On a souvent limité la pensée stratégique de Guevara au thème du foco de guérilla. Ses idées sur la révolution latino-américaine sont beaucoup plus profondes. Par sa célèbre formulation de 1967, dans le Message à la Tricontinentale — « Il n’y a plus d’autre changement à faire : ou révolution socialiste ou caricature de révolution » — il a aidé toute une génération de révolutionnaires à se dégager du carcan de la doctrine stalinienne de la « révolution par étapes ».
Le socialisme dans les Amériques, écrivait José Carlos Mariategui en 1929, ne doit pas être copie et calque, mais création héroïque. C’est exactement ce qu’a essayé de faire le Che, en rejetant la proposition de copier les modèles « réellement existants » et en cherchant une voie nouvelle vers le socialisme, plus radicale, plus égalitaire, plus fraternelle, plus humaine, plus cohérente avec l’éthique communiste.
Ses idées sur le socialisme et la démocratie étaient encore en évolution au moment de sa mort, mais on observe clairement dans ses discours et écrits une prise de position de plus en plus critique envers l’auto-intitulé « socialisme réel » des héritiers du stalinisme. Dans son célèbre Discours d’Alger (février 1965), il appelait les pays qui se réclamaient du socialisme à « liquider leur complicité tacite avec les pays exploiteurs de l’Ouest », qui se traduisait dans les rapports d’échange inégal avec les nations qui essayaient de se libérer du carcan impérialiste.

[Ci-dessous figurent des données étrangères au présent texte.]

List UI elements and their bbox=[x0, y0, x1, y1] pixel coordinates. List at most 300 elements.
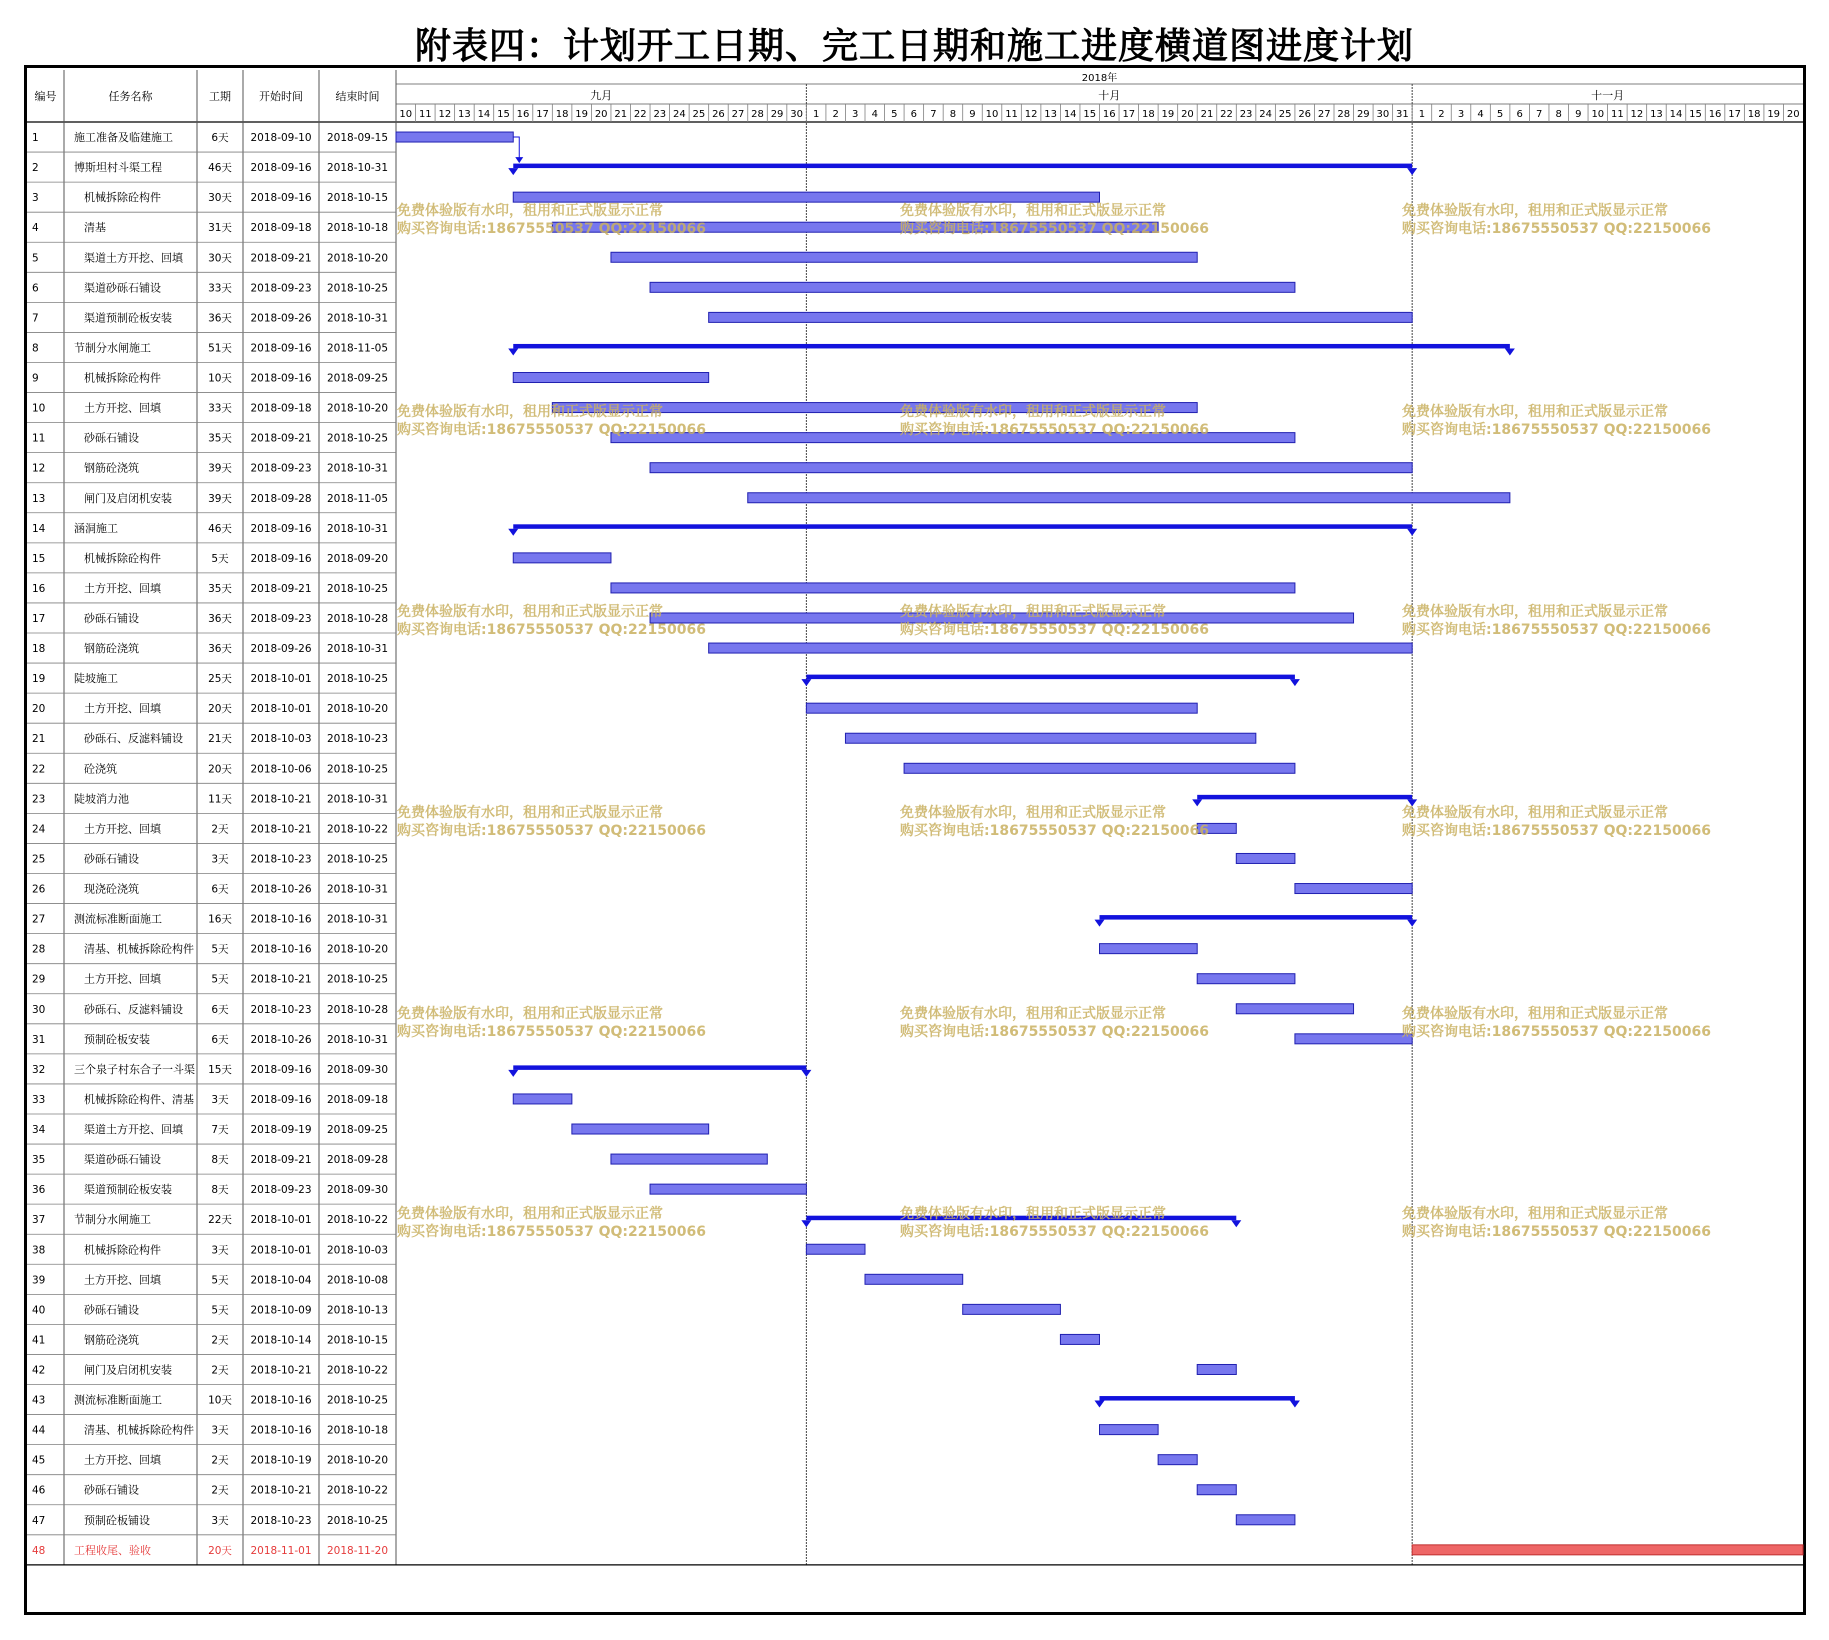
task-duration: 33天 bbox=[208, 282, 232, 295]
task-bar bbox=[513, 373, 708, 383]
task-start: 2018-10-01 bbox=[250, 1214, 312, 1227]
task-end: 2018-10-22 bbox=[326, 1364, 389, 1377]
task-duration: 35天 bbox=[208, 582, 232, 595]
task-duration: 3天 bbox=[211, 853, 229, 866]
task-end: 2018-10-31 bbox=[326, 913, 389, 926]
task-name: 土方开挖、回填 bbox=[84, 581, 161, 595]
task-id: 12 bbox=[32, 462, 46, 475]
watermark-line2: 购买咨询电话:18675550537 QQ:22150066 bbox=[1402, 622, 1711, 638]
summary-start-cap bbox=[801, 679, 811, 686]
task-id: 13 bbox=[32, 492, 46, 505]
task-duration: 21天 bbox=[208, 733, 232, 746]
day-label: 3 bbox=[852, 109, 859, 120]
task-name: 机械拆除砼构件、清基 bbox=[84, 1092, 194, 1106]
watermark-line1: 免费体验版有水印，租用和正式版显示正常 bbox=[397, 1206, 663, 1222]
task-start: 2018-09-18 bbox=[250, 402, 312, 415]
task-duration: 11天 bbox=[208, 793, 232, 806]
task-end: 2018-10-15 bbox=[326, 1334, 389, 1347]
task-id: 3 bbox=[32, 192, 39, 205]
watermark-line2: 购买咨询电话:18675550537 QQ:22150066 bbox=[900, 622, 1209, 638]
task-id: 36 bbox=[32, 1184, 46, 1197]
task-duration: 6天 bbox=[211, 1003, 229, 1016]
task-name: 陡坡消力池 bbox=[74, 792, 129, 806]
task-end: 2018-10-31 bbox=[326, 522, 389, 535]
task-name: 施工准备及临建施工 bbox=[74, 131, 173, 145]
day-label: 30 bbox=[790, 109, 803, 120]
watermark-line1: 免费体验版有水印，租用和正式版显示正常 bbox=[397, 1006, 663, 1022]
task-start: 2018-10-03 bbox=[250, 733, 312, 746]
task-end: 2018-10-31 bbox=[326, 312, 389, 325]
name-column-header: 任务名称 bbox=[108, 90, 153, 103]
task-start: 2018-10-16 bbox=[250, 943, 312, 956]
summary-end-cap bbox=[1407, 529, 1417, 536]
task-id: 18 bbox=[32, 643, 46, 656]
task-id: 48 bbox=[32, 1544, 46, 1557]
day-label: 2 bbox=[832, 109, 839, 120]
task-name: 预制砼板安装 bbox=[84, 1032, 150, 1046]
task-duration: 3天 bbox=[211, 1514, 229, 1527]
day-label: 16 bbox=[1708, 109, 1722, 120]
task-name: 现浇砼浇筑 bbox=[84, 882, 139, 896]
day-label: 12 bbox=[438, 109, 452, 120]
day-label: 23 bbox=[653, 109, 667, 120]
watermark-line1: 免费体验版有水印，租用和正式版显示正常 bbox=[1402, 203, 1668, 219]
task-id: 40 bbox=[32, 1304, 46, 1317]
day-label: 18 bbox=[1747, 109, 1761, 120]
task-bar bbox=[513, 553, 611, 563]
day-label: 14 bbox=[1063, 109, 1077, 120]
summary-bar bbox=[1100, 1396, 1295, 1401]
task-start: 2018-09-16 bbox=[250, 1093, 312, 1106]
day-label: 10 bbox=[985, 109, 999, 120]
task-duration: 8天 bbox=[211, 1184, 229, 1197]
task-start: 2018-09-23 bbox=[250, 282, 312, 295]
task-start: 2018-09-16 bbox=[250, 192, 312, 205]
year-label: 2018年 bbox=[1081, 73, 1118, 84]
task-name: 土方开挖、回填 bbox=[84, 822, 161, 836]
day-label: 27 bbox=[1317, 109, 1331, 120]
task-end: 2018-10-31 bbox=[326, 162, 389, 175]
task-start: 2018-10-23 bbox=[250, 853, 312, 866]
task-end: 2018-10-25 bbox=[326, 763, 389, 776]
day-label: 16 bbox=[1102, 109, 1116, 120]
day-label: 6 bbox=[910, 109, 918, 120]
watermark-line1: 免费体验版有水印，租用和正式版显示正常 bbox=[397, 805, 663, 821]
task-start: 2018-09-16 bbox=[250, 372, 312, 385]
watermark-line2: 购买咨询电话:18675550537 QQ:22150066 bbox=[900, 823, 1209, 839]
task-name: 渠道砂砾石铺设 bbox=[84, 1153, 161, 1167]
task-name: 清基 bbox=[84, 221, 106, 235]
task-bar bbox=[963, 1304, 1061, 1314]
task-duration: 36天 bbox=[208, 643, 232, 656]
watermark-line2: 购买咨询电话:18675550537 QQ:22150066 bbox=[397, 622, 706, 638]
task-name: 砂砾石铺设 bbox=[84, 1303, 139, 1317]
task-name: 测流标准断面施工 bbox=[74, 1393, 162, 1407]
task-duration: 5天 bbox=[211, 552, 229, 565]
task-bar bbox=[1412, 1545, 1803, 1555]
summary-bar bbox=[513, 1065, 806, 1070]
task-start: 2018-09-16 bbox=[250, 552, 312, 565]
task-bar bbox=[513, 1094, 572, 1104]
day-label: 16 bbox=[516, 109, 530, 120]
task-end: 2018-10-31 bbox=[326, 1033, 389, 1046]
task-name: 博斯坦村斗渠工程 bbox=[74, 161, 162, 175]
task-duration: 8天 bbox=[211, 1154, 229, 1167]
task-start: 2018-10-19 bbox=[250, 1454, 312, 1467]
task-duration: 2天 bbox=[211, 823, 229, 836]
task-start: 2018-09-19 bbox=[250, 1124, 312, 1137]
task-end: 2018-10-20 bbox=[326, 943, 389, 956]
task-start: 2018-09-23 bbox=[250, 612, 312, 625]
day-label: 7 bbox=[1536, 109, 1543, 120]
end-column-header: 结束时间 bbox=[335, 90, 380, 103]
task-start: 2018-10-21 bbox=[250, 1364, 312, 1377]
task-end: 2018-09-30 bbox=[326, 1184, 389, 1197]
task-end: 2018-10-25 bbox=[326, 282, 389, 295]
id-column-header: 编号 bbox=[34, 90, 57, 103]
task-start: 2018-09-28 bbox=[250, 492, 312, 505]
task-id: 25 bbox=[32, 853, 46, 866]
task-name: 钢筋砼浇筑 bbox=[84, 1333, 139, 1347]
task-bar bbox=[1158, 1455, 1197, 1465]
task-end: 2018-09-30 bbox=[326, 1063, 389, 1076]
task-start: 2018-10-21 bbox=[250, 973, 312, 986]
day-label: 25 bbox=[1278, 109, 1292, 120]
task-bar bbox=[1197, 974, 1295, 984]
task-name: 预制砼板铺设 bbox=[84, 1513, 150, 1527]
task-duration: 35天 bbox=[208, 432, 232, 445]
task-duration: 3天 bbox=[211, 1244, 229, 1257]
task-bar bbox=[1236, 1004, 1353, 1014]
task-duration: 15天 bbox=[208, 1063, 232, 1076]
watermark-line2: 购买咨询电话:18675550537 QQ:22150066 bbox=[397, 1224, 706, 1240]
task-name: 钢筋砼浇筑 bbox=[84, 461, 139, 475]
day-label: 17 bbox=[1122, 109, 1136, 120]
task-end: 2018-10-20 bbox=[326, 402, 389, 415]
task-name: 闸门及启闭机安装 bbox=[84, 1363, 172, 1377]
task-start: 2018-10-01 bbox=[250, 1244, 312, 1257]
task-id: 11 bbox=[32, 432, 46, 445]
task-end: 2018-10-20 bbox=[326, 703, 389, 716]
day-label: 22 bbox=[633, 109, 647, 120]
task-end: 2018-10-13 bbox=[326, 1304, 389, 1317]
day-label: 12 bbox=[1024, 109, 1038, 120]
summary-start-cap bbox=[1095, 920, 1105, 927]
summary-bar bbox=[513, 164, 1412, 169]
summary-end-cap bbox=[1407, 168, 1417, 175]
task-start: 2018-10-26 bbox=[250, 883, 312, 896]
task-name: 砂砾石铺设 bbox=[84, 1483, 139, 1497]
task-id: 26 bbox=[32, 883, 46, 896]
task-start: 2018-09-18 bbox=[250, 222, 312, 235]
task-duration: 6天 bbox=[211, 132, 229, 145]
task-name: 闸门及启闭机安装 bbox=[84, 491, 172, 505]
task-id: 42 bbox=[32, 1364, 46, 1377]
task-bar bbox=[650, 1184, 806, 1194]
task-id: 14 bbox=[32, 522, 46, 535]
watermark-line2: 购买咨询电话:18675550537 QQ:22150066 bbox=[1402, 422, 1711, 438]
task-start: 2018-10-23 bbox=[250, 1003, 312, 1016]
task-id: 6 bbox=[32, 282, 39, 295]
task-id: 9 bbox=[32, 372, 39, 385]
day-label: 21 bbox=[614, 109, 628, 120]
task-end: 2018-10-08 bbox=[326, 1274, 389, 1287]
task-name: 土方开挖、回填 bbox=[84, 1453, 161, 1467]
task-id: 20 bbox=[32, 703, 46, 716]
task-id: 45 bbox=[32, 1454, 46, 1467]
watermark-line1: 免费体验版有水印，租用和正式版显示正常 bbox=[1402, 1006, 1668, 1022]
watermark-line2: 购买咨询电话:18675550537 QQ:22150066 bbox=[397, 221, 706, 237]
task-name: 三个泉子村东合子一斗渠 bbox=[74, 1062, 195, 1076]
summary-start-cap bbox=[801, 1220, 811, 1227]
task-bar bbox=[396, 132, 513, 142]
task-duration: 39天 bbox=[208, 492, 232, 505]
task-name: 砼浇筑 bbox=[84, 762, 117, 776]
task-id: 41 bbox=[32, 1334, 46, 1347]
task-id: 35 bbox=[32, 1154, 46, 1167]
task-name: 钢筋砼浇筑 bbox=[84, 642, 139, 656]
watermark-line2: 购买咨询电话:18675550537 QQ:22150066 bbox=[900, 1024, 1209, 1040]
task-start: 2018-10-14 bbox=[250, 1334, 312, 1347]
day-label: 5 bbox=[1496, 109, 1504, 120]
task-duration: 51天 bbox=[208, 342, 232, 355]
watermark-line1: 免费体验版有水印，租用和正式版显示正常 bbox=[900, 1206, 1166, 1222]
day-label: 28 bbox=[1337, 109, 1351, 120]
watermark-line1: 免费体验版有水印，租用和正式版显示正常 bbox=[1402, 604, 1668, 620]
task-id: 44 bbox=[32, 1424, 46, 1437]
task-duration: 3天 bbox=[211, 1424, 229, 1437]
task-duration: 46天 bbox=[208, 522, 232, 535]
day-label: 19 bbox=[1161, 109, 1175, 120]
summary-end-cap bbox=[801, 1070, 811, 1077]
dependency-arrow bbox=[515, 157, 523, 163]
day-label: 19 bbox=[1767, 109, 1781, 120]
task-end: 2018-10-25 bbox=[326, 673, 389, 686]
task-id: 33 bbox=[32, 1093, 46, 1106]
task-start: 2018-10-16 bbox=[250, 1424, 312, 1437]
task-bar bbox=[1197, 1485, 1236, 1495]
task-name: 渠道土方开挖、回填 bbox=[84, 251, 183, 265]
task-id: 39 bbox=[32, 1274, 46, 1287]
task-start: 2018-10-23 bbox=[250, 1514, 312, 1527]
task-bar bbox=[1197, 1364, 1236, 1374]
task-name: 机械拆除砼构件 bbox=[84, 551, 161, 565]
task-start: 2018-09-16 bbox=[250, 162, 312, 175]
task-duration: 46天 bbox=[208, 162, 232, 175]
task-name: 砂砾石铺设 bbox=[84, 431, 139, 445]
task-id: 30 bbox=[32, 1003, 46, 1016]
summary-start-cap bbox=[1192, 799, 1202, 806]
day-label: 24 bbox=[1259, 109, 1272, 120]
task-end: 2018-10-25 bbox=[326, 582, 389, 595]
task-name: 砂砾石、反滤料铺设 bbox=[84, 732, 183, 746]
task-name: 土方开挖、回填 bbox=[84, 972, 161, 986]
task-bar bbox=[748, 493, 1510, 503]
task-end: 2018-10-31 bbox=[326, 643, 389, 656]
task-name: 机械拆除砼构件 bbox=[84, 191, 161, 205]
task-end: 2018-10-28 bbox=[326, 612, 389, 625]
day-label: 13 bbox=[1650, 109, 1663, 120]
day-label: 17 bbox=[536, 109, 549, 120]
task-name: 砂砾石铺设 bbox=[84, 852, 139, 866]
day-label: 28 bbox=[751, 109, 764, 120]
task-end: 2018-10-31 bbox=[326, 793, 389, 806]
task-start: 2018-09-16 bbox=[250, 342, 312, 355]
task-end: 2018-11-05 bbox=[326, 342, 389, 355]
watermark-line1: 免费体验版有水印，租用和正式版显示正常 bbox=[1402, 805, 1668, 821]
task-id: 24 bbox=[32, 823, 46, 836]
task-bar bbox=[904, 763, 1295, 773]
task-end: 2018-10-25 bbox=[326, 1514, 389, 1527]
day-label: 5 bbox=[891, 109, 898, 120]
day-label: 18 bbox=[555, 109, 569, 120]
task-duration: 5天 bbox=[211, 943, 229, 956]
task-duration: 36天 bbox=[208, 612, 232, 625]
task-duration: 2天 bbox=[211, 1334, 229, 1347]
summary-bar bbox=[1100, 915, 1413, 920]
task-end: 2018-11-05 bbox=[326, 492, 389, 505]
day-label: 20 bbox=[594, 109, 608, 120]
task-end: 2018-10-28 bbox=[326, 1003, 389, 1016]
task-end: 2018-10-22 bbox=[326, 1484, 389, 1497]
task-start: 2018-09-23 bbox=[250, 462, 312, 475]
task-name: 渠道预制砼板安装 bbox=[84, 1183, 172, 1197]
day-label: 3 bbox=[1457, 109, 1465, 120]
task-name: 砂砾石、反滤料铺设 bbox=[84, 1002, 183, 1016]
summary-end-cap bbox=[1290, 1401, 1300, 1408]
watermark-line2: 购买咨询电话:18675550537 QQ:22150066 bbox=[900, 1224, 1209, 1240]
task-id: 47 bbox=[32, 1514, 46, 1527]
task-bar bbox=[806, 703, 1197, 713]
task-id: 1 bbox=[32, 132, 39, 145]
task-start: 2018-09-16 bbox=[250, 522, 312, 535]
task-name: 渠道土方开挖、回填 bbox=[84, 1123, 183, 1137]
task-start: 2018-09-16 bbox=[250, 1063, 312, 1076]
task-id: 10 bbox=[32, 402, 46, 415]
day-label: 23 bbox=[1239, 109, 1253, 120]
task-duration: 7天 bbox=[211, 1124, 229, 1137]
task-id: 29 bbox=[32, 973, 46, 986]
task-start: 2018-11-01 bbox=[250, 1544, 312, 1557]
task-start: 2018-09-26 bbox=[250, 643, 312, 656]
task-id: 4 bbox=[32, 222, 39, 235]
task-end: 2018-10-18 bbox=[326, 1424, 389, 1437]
task-start: 2018-09-21 bbox=[250, 432, 312, 445]
task-start: 2018-10-01 bbox=[250, 703, 312, 716]
task-duration: 25天 bbox=[208, 673, 232, 686]
task-bar bbox=[1236, 853, 1295, 863]
task-name: 渠道砂砾石铺设 bbox=[84, 281, 161, 295]
task-duration: 6天 bbox=[211, 1033, 229, 1046]
day-label: 17 bbox=[1728, 109, 1741, 120]
task-bar bbox=[572, 1124, 709, 1134]
day-label: 29 bbox=[1356, 109, 1370, 120]
task-bar bbox=[845, 733, 1255, 743]
day-label: 19 bbox=[575, 109, 589, 120]
task-bar bbox=[709, 643, 1413, 653]
duration-column-header: 工期 bbox=[209, 90, 231, 103]
task-bar bbox=[650, 463, 1412, 473]
task-start: 2018-10-06 bbox=[250, 763, 312, 776]
day-label: 11 bbox=[1610, 109, 1624, 120]
task-bar bbox=[611, 583, 1295, 593]
day-label: 1 bbox=[1418, 109, 1426, 120]
task-name: 砂砾石铺设 bbox=[84, 611, 139, 625]
task-id: 43 bbox=[32, 1394, 46, 1407]
day-label: 24 bbox=[672, 109, 686, 120]
task-duration: 36天 bbox=[208, 312, 232, 325]
day-label: 8 bbox=[949, 109, 957, 120]
task-bar bbox=[709, 312, 1413, 322]
watermark-line1: 免费体验版有水印，租用和正式版显示正常 bbox=[1402, 404, 1668, 420]
watermark-line1: 免费体验版有水印，租用和正式版显示正常 bbox=[900, 404, 1166, 420]
task-end: 2018-10-31 bbox=[326, 462, 389, 475]
watermark-line2: 购买咨询电话:18675550537 QQ:22150066 bbox=[1402, 221, 1711, 237]
month-label: 九月 bbox=[590, 89, 613, 102]
task-end: 2018-11-20 bbox=[326, 1544, 389, 1557]
task-id: 8 bbox=[32, 342, 39, 355]
month-label: 十月 bbox=[1098, 89, 1121, 102]
task-start: 2018-10-26 bbox=[250, 1033, 312, 1046]
task-duration: 2天 bbox=[211, 1454, 229, 1467]
watermark-line2: 购买咨询电话:18675550537 QQ:22150066 bbox=[397, 823, 706, 839]
task-end: 2018-09-28 bbox=[326, 1154, 389, 1167]
task-id: 19 bbox=[32, 673, 46, 686]
summary-start-cap bbox=[1095, 1401, 1105, 1408]
task-id: 22 bbox=[32, 763, 46, 776]
task-duration: 5天 bbox=[211, 973, 229, 986]
task-end: 2018-09-25 bbox=[326, 372, 389, 385]
day-label: 6 bbox=[1516, 109, 1523, 120]
task-name: 土方开挖、回填 bbox=[84, 1273, 161, 1287]
watermark-line2: 购买咨询电话:18675550537 QQ:22150066 bbox=[1402, 1224, 1711, 1240]
summary-bar bbox=[1197, 795, 1412, 800]
task-id: 27 bbox=[32, 913, 46, 926]
day-label: 31 bbox=[1396, 109, 1409, 120]
day-label: 15 bbox=[1689, 109, 1702, 120]
task-duration: 31天 bbox=[208, 222, 232, 235]
task-bar bbox=[1236, 1515, 1295, 1525]
task-bar bbox=[865, 1274, 963, 1284]
task-end: 2018-10-22 bbox=[326, 823, 389, 836]
task-start: 2018-10-21 bbox=[250, 793, 312, 806]
day-label: 29 bbox=[770, 109, 784, 120]
day-label: 10 bbox=[1591, 109, 1605, 120]
task-id: 34 bbox=[32, 1124, 46, 1137]
task-duration: 30天 bbox=[208, 252, 232, 265]
summary-bar bbox=[513, 524, 1412, 529]
summary-start-cap bbox=[508, 529, 518, 536]
task-id: 32 bbox=[32, 1063, 46, 1076]
task-start: 2018-10-16 bbox=[250, 913, 312, 926]
task-end: 2018-10-25 bbox=[326, 973, 389, 986]
task-duration: 2天 bbox=[211, 1364, 229, 1377]
task-end: 2018-10-22 bbox=[326, 1214, 389, 1227]
task-name: 土方开挖、回填 bbox=[84, 702, 161, 716]
task-end: 2018-09-20 bbox=[326, 552, 389, 565]
task-name: 清基、机械拆除砼构件 bbox=[84, 1423, 194, 1437]
task-id: 2 bbox=[32, 162, 39, 175]
task-id: 31 bbox=[32, 1033, 46, 1046]
task-start: 2018-10-04 bbox=[250, 1274, 312, 1287]
watermark-line1: 免费体验版有水印，租用和正式版显示正常 bbox=[900, 604, 1166, 620]
task-id: 46 bbox=[32, 1484, 46, 1497]
task-id: 16 bbox=[32, 582, 46, 595]
task-id: 17 bbox=[32, 612, 46, 625]
task-id: 37 bbox=[32, 1214, 46, 1227]
day-label: 20 bbox=[1786, 109, 1800, 120]
task-id: 38 bbox=[32, 1244, 46, 1257]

Il ajoutait ceci : « le socialisme ne peut exister s’il ne s’opère dans les consciences une transformation qui provoque une nouvelle attitude fraternelle à l’égard de l’humanité, aussi bien sur le plan individuel dans la société qui construit ou qui a construit le socialisme que, sur le plan mondial, vis-à-vis de tous les peuples qui souffrent de l’oppression impérialiste » [2].
Analysant dans son célèbre essai de mars 1965, Le socialisme et l’homme à Cuba, les modèles de construction du socialisme existant en Europe de l’Est, le Che rejetait, toujours à partir de sa perspective humaniste révolutionnaire, la conception qui prétend « vaincre le capitalisme avec ses propres fétiches » : « en poursuivant la chimère de réaliser le socialisme à l’aide des armes pourries léguées par le capitalisme (la marchandise prise comme unité économique, la rentabilité, l’intérêt matériel individuel comme stimulant, etc.), on risque d’aboutir à une impasse » [3].
Un des principaux dangers du modèle importé de l’URSS, c’est l’accroissement de l’inégalité sociale et la formation d’une couche privilégiée de technocrates et bureaucrates. Dans ce système de retribution, « ce sont les directeurs qui, chaque fois, gagnent davantage » [4].
Cependant, les arguments tout à fait légitimes du Che en défense de la planification laissaient dans l’ombre la question politique clé : qui planifie ? Qui décide des grands choix du plan économique ? Qui détermine les priorités de la production et de la consommation ? Or, sur ces questions, on trouve des avancées importantes dans un document du Che qui est resté — pour des raisons inexplicables — quarante années au fond d’un tiroir à La Havane : les notes critiques au Manuel d’Economie Politique de l’Académie des Sciences de l’URSS. Dans ce document, récemment (2006) publié à Cuba, Guevara écrivait, de façon très explicite, que ce sont les travailleurs — et non les « lois du marché » ou un Bureau de spécialistes — qui doivent prendre les décisions concernant les grandes lignes de la planification.

P.-S.

Article paru dans l’École émancipée, n° 7, septembre-octobre 2007, p. 35.

Notes

[1Che Guevara, Œuvres III, Textes Politiques, Paris, Maspero, 1968, p.118.

[2Ibid. pp. 266-267.

[3Le socialisme et l’homme à Cuba, Textes politiques, p. 283.

[4« Le plan et les hommes », Œuvres VI, Textes inédits, Maspero, 1972, p.90.